Exploring Placenta-Derived Stem Cell Therapy
Researchers conduct small phase I study on the potential of placenta-derived stem cell therapy to treat a serious form of MS with limited therapeutic options
| 2 min read | News
A phase I clinical trial has investigated the safety and feasibility of intravenous placenta-derived mesenchymal stem cells (PLMSCs) in patients with secondary progressive multiple sclerosis (SPMS). The study, conducted at Tehran University of Medical Sciences, involved five individuals with SPMS who had not responded to conventional disease-modifying treatments.
PLMSCs were selected for their immunomodulatory and anti-inflammatory properties, as well as their potential neuroprotective effects. The cells were isolated from full-term placentas following cesarean deliveries and expanded under GMP conditions. Each patient received a single intravenous dose of 3 million PLMSCs per kilogram of body weight.
The primary endpoint of the study was safety and tolerability over a six-month follow-up. No serious adverse events were reported.
Secondary, exploratory outcomes included assessments of neurological function, cognitive and psychological performance, imaging changes, and immunological markers. Neurological disability was measured using the Expanded Disability Status Scale, which showed a statistically significant decrease over six months (p < 0.0001). Cognitive improvements were observed in tasks related to memory, verbal fluency, and executive function. Fatigue and psychological symptoms such as hostility and somatization also showed reductions.

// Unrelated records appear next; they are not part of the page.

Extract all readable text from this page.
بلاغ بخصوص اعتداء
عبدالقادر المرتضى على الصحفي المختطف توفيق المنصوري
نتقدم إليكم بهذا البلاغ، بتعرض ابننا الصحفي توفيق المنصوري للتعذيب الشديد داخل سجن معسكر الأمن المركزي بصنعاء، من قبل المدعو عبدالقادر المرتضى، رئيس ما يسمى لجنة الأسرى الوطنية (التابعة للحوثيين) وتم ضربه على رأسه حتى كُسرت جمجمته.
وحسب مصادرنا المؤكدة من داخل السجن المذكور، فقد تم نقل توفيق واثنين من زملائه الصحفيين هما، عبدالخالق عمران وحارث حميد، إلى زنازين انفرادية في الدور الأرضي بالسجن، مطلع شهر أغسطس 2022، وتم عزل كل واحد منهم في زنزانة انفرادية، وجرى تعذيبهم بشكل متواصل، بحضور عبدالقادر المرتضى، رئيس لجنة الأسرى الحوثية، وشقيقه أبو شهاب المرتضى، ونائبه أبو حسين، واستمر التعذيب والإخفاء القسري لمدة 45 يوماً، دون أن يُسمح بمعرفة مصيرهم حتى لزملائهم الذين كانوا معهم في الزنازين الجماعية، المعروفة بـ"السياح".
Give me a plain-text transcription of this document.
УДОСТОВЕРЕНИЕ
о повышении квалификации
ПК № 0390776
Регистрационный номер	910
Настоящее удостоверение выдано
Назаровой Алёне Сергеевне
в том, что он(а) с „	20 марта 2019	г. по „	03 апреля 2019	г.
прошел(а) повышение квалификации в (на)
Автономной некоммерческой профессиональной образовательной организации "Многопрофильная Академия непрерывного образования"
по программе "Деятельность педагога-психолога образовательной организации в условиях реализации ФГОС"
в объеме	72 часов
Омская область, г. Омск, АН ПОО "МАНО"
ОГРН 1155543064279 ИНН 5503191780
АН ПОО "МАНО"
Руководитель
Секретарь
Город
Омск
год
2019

Neuroimaging analyses provided additional insights. Functional MRI revealed increased connectivity in several brain regions, particularly in the default mode and parietal networks, areas associated with memory and spatial processing. Diffusion tensor imaging (DTI) detected a significant decrease in radial diffusivity in the normal-appearing white matter of the left hemisphere (p = 0.0186), a potential indicator of improved axonal integrity. However, no significant changes were noted in total brain volume or lesion load.
The authors emphasize that the trial was designed to assess safety, not efficacy. While the preliminary findings suggest possible clinical and immunological benefits, the small sample size and lack of a control group limit generalizability. Further randomized, controlled studies are needed to evaluate therapeutic efficacy and understand underlying mechanisms.